Levertov explained, “Over the years, I handled many cases that were hard to absorb and look at: cases of torture, murder, rape and all kinds of violence… but regarding the pictures in that case, I could not lay eyes on them. I preferred not to. I signed on the request to extradite without looking at them,” and simply attached them to the motion filed with the court.
In addition, Levertov had performed some unusual mediation roles in the case to help catch Chen.
One of the reasons for Chen’s ability to avoid the law was that some in the haredi community were protecting him.
As Levertov described it, he took unusual measures to penetrate that defense line.
“I met with haredi rabbis in Israel, those who had influence or at least connections to the haredi rabbis in Sao Paolo. I described to them the [child abuse] actions of Chen and his followers. His actions were not the Jewish way, I told them.”
THIS VIGNETTE showed that Levertov and his department not only needed to become experts in conducting global diplomacy with foreign governments, they also sometimes needed to work with unusual sectarian groups with whom cooperation was notoriously difficult. Levertov continues to keep tabs on the extradition division and said that the only right decision the state could make in the case of Russian cyber fraudster Alexei Burkov was to extradite him to the US (for which the division obtained court approval), and ignore pressures by Russia to trade him for the return of Israeli Naama Issachar (the state ultimately ignored Russian pressure). Israel says Russia sentenced Issachar to an unjustifiably harsh seven-and-a-half years in jail for possession of a small quantity of marijuana, to bargain with or punish Israel for the extradition of Burkov.
Levertov has since joined the good-government group Movement for the Purity of Ethics and is working to fight public corruption. In his book he wrote, “In recent years, we are witness to many attempts to threaten the gatekeepers in Israel, to weaken them, and to tie their hands. It seems our elected officials have forgotten the victim and our obligation to defend him.

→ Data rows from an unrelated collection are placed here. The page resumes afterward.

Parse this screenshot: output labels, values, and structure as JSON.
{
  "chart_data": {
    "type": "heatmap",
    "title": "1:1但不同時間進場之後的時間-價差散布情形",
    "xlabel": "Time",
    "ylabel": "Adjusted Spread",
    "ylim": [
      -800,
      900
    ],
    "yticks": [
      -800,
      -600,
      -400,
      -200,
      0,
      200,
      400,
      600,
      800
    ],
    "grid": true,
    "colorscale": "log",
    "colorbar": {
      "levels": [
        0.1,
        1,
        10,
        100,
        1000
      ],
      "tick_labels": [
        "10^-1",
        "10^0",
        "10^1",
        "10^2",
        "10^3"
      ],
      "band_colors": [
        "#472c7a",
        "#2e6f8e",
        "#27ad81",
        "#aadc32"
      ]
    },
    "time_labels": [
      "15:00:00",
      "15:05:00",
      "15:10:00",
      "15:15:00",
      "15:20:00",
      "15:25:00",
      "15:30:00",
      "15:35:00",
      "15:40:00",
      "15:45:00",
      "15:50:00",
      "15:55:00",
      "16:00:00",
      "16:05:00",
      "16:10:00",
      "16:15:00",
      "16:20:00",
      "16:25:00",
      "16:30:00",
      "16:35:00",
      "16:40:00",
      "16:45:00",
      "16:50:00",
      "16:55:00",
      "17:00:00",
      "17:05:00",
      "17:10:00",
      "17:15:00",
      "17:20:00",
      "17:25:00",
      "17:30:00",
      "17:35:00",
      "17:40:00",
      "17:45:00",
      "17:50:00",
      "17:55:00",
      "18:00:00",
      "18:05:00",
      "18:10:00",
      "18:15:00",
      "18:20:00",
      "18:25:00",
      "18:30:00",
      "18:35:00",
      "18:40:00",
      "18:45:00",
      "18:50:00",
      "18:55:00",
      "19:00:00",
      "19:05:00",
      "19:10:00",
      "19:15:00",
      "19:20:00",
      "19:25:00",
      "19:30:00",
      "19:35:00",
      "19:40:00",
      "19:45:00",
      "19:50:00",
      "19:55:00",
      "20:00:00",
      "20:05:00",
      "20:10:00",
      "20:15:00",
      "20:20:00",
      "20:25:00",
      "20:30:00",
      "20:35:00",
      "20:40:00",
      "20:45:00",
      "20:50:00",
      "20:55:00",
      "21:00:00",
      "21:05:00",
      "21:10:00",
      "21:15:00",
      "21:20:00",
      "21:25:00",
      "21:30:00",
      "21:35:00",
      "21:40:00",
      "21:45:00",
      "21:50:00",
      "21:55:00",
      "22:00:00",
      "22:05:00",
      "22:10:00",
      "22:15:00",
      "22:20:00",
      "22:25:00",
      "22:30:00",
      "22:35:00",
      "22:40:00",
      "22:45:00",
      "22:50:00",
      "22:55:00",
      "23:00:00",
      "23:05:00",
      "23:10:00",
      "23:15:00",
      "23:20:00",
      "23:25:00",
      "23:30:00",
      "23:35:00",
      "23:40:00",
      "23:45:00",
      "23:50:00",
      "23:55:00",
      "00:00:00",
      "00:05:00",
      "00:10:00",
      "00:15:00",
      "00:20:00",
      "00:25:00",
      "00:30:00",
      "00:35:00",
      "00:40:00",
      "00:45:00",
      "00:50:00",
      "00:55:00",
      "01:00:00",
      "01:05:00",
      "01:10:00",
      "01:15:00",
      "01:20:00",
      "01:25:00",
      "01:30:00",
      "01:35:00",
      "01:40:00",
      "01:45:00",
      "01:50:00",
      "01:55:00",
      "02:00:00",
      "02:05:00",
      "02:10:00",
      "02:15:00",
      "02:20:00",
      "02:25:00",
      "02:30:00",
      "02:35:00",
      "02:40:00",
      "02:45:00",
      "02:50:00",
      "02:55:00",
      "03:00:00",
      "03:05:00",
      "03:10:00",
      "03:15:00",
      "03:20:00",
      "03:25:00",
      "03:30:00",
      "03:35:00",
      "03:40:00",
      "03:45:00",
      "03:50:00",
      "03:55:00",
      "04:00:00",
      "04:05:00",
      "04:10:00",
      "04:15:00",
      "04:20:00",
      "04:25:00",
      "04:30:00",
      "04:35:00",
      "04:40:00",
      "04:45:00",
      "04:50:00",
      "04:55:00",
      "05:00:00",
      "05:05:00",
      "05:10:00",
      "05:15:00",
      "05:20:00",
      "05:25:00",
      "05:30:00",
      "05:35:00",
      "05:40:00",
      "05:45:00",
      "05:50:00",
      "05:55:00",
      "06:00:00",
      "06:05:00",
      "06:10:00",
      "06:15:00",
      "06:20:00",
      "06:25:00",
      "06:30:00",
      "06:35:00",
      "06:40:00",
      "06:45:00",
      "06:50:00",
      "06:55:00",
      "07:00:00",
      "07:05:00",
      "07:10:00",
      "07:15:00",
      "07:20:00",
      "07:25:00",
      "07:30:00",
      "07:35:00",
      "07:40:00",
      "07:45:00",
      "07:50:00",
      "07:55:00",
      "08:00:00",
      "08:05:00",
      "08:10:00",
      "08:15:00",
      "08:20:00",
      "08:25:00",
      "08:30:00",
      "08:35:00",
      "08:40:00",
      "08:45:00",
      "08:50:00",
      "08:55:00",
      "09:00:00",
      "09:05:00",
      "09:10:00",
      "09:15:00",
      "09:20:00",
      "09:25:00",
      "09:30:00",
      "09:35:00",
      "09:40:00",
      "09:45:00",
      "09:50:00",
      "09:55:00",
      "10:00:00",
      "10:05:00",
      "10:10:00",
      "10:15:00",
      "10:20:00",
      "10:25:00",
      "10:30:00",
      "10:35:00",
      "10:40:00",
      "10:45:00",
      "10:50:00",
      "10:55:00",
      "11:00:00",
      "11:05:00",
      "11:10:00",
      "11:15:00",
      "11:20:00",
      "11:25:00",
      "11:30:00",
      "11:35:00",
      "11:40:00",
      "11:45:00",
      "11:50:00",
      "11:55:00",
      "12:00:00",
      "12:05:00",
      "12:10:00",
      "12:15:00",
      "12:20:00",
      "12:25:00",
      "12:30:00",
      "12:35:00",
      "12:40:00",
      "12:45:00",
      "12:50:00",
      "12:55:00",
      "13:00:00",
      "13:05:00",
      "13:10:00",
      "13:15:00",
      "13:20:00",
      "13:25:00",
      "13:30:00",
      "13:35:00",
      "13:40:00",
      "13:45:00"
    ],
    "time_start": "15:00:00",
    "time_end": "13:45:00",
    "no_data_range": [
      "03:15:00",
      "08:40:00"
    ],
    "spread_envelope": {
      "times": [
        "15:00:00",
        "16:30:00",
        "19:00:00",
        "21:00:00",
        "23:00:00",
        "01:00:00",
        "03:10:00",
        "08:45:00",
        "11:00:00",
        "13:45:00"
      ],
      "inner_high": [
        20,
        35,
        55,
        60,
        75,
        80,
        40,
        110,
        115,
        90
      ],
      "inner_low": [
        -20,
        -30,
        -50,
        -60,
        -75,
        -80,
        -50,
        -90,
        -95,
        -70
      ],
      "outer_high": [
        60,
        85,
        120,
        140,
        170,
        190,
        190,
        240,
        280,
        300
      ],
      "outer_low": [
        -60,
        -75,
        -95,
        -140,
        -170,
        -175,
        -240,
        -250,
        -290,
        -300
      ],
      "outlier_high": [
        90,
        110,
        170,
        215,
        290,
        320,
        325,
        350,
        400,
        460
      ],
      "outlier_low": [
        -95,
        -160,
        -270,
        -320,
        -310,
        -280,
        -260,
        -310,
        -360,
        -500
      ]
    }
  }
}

They have forgotten the law-abiding citizen.”
“Those threatening the Supreme Court for daring to fulfill their role, those who work hard to move damaging legislation forward to protect elected officials and those close to them from the law… do not just harm Israeli democracy, they harm the public they claims to serve, the state and its future,” wrote Levertov.
He warned, “The external enemies cannot defeat us,” yet “the grave processes from within – may very well do this.”